In March 2012 Virgin Australia formed a separate unlisted company to take over all assets and routes held by its international airline. This new corporation required and still requires that Australian citizens own a majority of its shares and hold at least two-thirds of the seats on its board, and that it maintain its head office and operational base in Australia.
This new corporation is owned by the same shareholders who owned Virgin Australia on March 21, 2012. On that date, the original company was majority-owned by Australians, so the new company is too.
This arrangement released Virgin Domestic from the 49% foreign ownership cap that expressly applies to Australian international carriers. Foreign stakes in Virgin Domestic still require approval from the Foreign Investment Review Board, but this is the same for any Australian business.
When Virgin first announced this corporate revamp Qantas opposed it. The Oneworld carrier raised most of the same arguments that it raises now about foreigners taking over Virgin’s domestic business. It also claimed that financial arrangements between Virgin Domestic and Virgin International give the former “effective control” over the latter.
Those financial arrangements consist of service and loan agreements. Their terms remain confidential, but they probably involve funding for Virgin International’s 777s. The critical point, however, is that Virgin Domestic holds no shares in Virgin International.

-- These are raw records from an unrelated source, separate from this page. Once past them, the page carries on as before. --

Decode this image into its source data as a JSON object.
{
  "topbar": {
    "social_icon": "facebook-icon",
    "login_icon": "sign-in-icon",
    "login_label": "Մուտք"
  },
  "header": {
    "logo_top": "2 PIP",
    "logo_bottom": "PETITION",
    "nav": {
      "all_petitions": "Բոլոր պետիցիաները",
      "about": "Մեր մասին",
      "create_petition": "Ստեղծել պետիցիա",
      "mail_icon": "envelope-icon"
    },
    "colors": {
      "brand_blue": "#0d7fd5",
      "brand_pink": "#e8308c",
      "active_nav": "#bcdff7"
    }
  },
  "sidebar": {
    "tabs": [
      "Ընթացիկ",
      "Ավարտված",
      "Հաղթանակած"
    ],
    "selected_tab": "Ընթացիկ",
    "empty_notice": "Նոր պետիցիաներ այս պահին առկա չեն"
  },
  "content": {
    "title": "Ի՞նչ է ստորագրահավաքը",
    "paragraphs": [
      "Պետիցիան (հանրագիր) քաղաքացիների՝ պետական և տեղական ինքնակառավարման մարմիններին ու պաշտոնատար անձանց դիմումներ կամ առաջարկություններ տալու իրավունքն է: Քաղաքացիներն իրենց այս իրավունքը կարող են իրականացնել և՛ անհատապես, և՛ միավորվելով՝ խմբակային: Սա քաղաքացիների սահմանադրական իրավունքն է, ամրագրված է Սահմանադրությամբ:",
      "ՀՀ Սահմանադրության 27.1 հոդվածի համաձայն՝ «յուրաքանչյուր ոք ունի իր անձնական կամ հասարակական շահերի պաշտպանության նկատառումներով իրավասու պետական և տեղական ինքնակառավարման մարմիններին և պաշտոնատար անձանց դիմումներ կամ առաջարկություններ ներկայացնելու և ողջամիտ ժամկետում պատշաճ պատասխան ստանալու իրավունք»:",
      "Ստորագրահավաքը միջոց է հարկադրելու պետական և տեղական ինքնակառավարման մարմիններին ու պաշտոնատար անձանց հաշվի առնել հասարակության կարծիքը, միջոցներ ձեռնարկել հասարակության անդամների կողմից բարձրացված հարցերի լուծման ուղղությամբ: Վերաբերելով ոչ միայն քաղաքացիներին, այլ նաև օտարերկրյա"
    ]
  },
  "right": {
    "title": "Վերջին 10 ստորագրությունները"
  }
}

This seemed to satisfy Australia’s transport department when Qantas complained about this in 2012. Officials found that the structure of Virgin International “was consistent with the regulatory requirements for a designated Australian international airline”. Rejecting a Qantas call for a public inquiry, they responded: "In the light of the department's role in monitoring the operations of all Australian international airlines for ongoing compliance with regulatory requirements, we do not believe Qantas's suggestion of the need for a public inquiry is either necessary or appropriate . . ."
This apparent lack of interest in the agreements between the Virgin corporations stands in sharp contrast to the probing examination that the US DOT made into the Virgin Group’s franchise documents with Virgin America. But US law requires that its airlines be “under the actual control” of US citizens. Australian law contains no such requirement, and regulators seem uninterested in reading one into it.
In any country whose laws parallel Australia’s, airlines would seem to have Virgin Australia’s option to split themselves into separate entities so long as they ensure that their international arm honours the foreign ownership rules.
But the wider question is how much difference foreign ownership limits really make. John Thomas, manager director at Boston-based LEK Consulting and head of its global aviation and travel practice, doubts that many airlines feel a need to follow Virgin Australia’s example.
“The biggest capital need for airlines is aircraft,” Thomas says. He says that leasing and the myriad other sources of air finance reduce the need for capital. More broadly, he contends that an airline only needs foreign ownership if the capital markets in its home country are inadequate to fund its needs.“I would argue that most well-performing airlines around the world have little problems accessing capital in their local markets,” Thomas says. “So the foreign ownership laws really don’t affect them at all.”
Thomas also stresses that the ever-increasing number of joint ventures operating with antitrust immunity “achieve a significant portion of the benefit that airlines would hope to achieve through cross-border mergers and acquisitions – another reason often given for the need to loosen foreign ownership laws.” His company’s analysis shows that these ventures now account for 30% of the world’s airline capacity.
Yet, pressure remains for countries to relax their foreign ownership laws, as India did last year.The European Commission is still pushing the USA to ease its 25% foreign ownership cap. Meanwhile, initiatives such as IATA’s Agenda for Freedom do not tackle ownership limits head-on, but seek to circumvent them.
Aside from general foreign ownership caps, some countries also limit ownership of their carriers by foreign airlines. The three carriers that have bought into Virgin Australia are attracted by its potential for strategic partnerships. The reason Qantas is so upset may be because the specific law governing its ownership blocks foreign airlines from holding more than 35% of its shares, thus denying it a chance to do exactly what Virgin Australia is doing.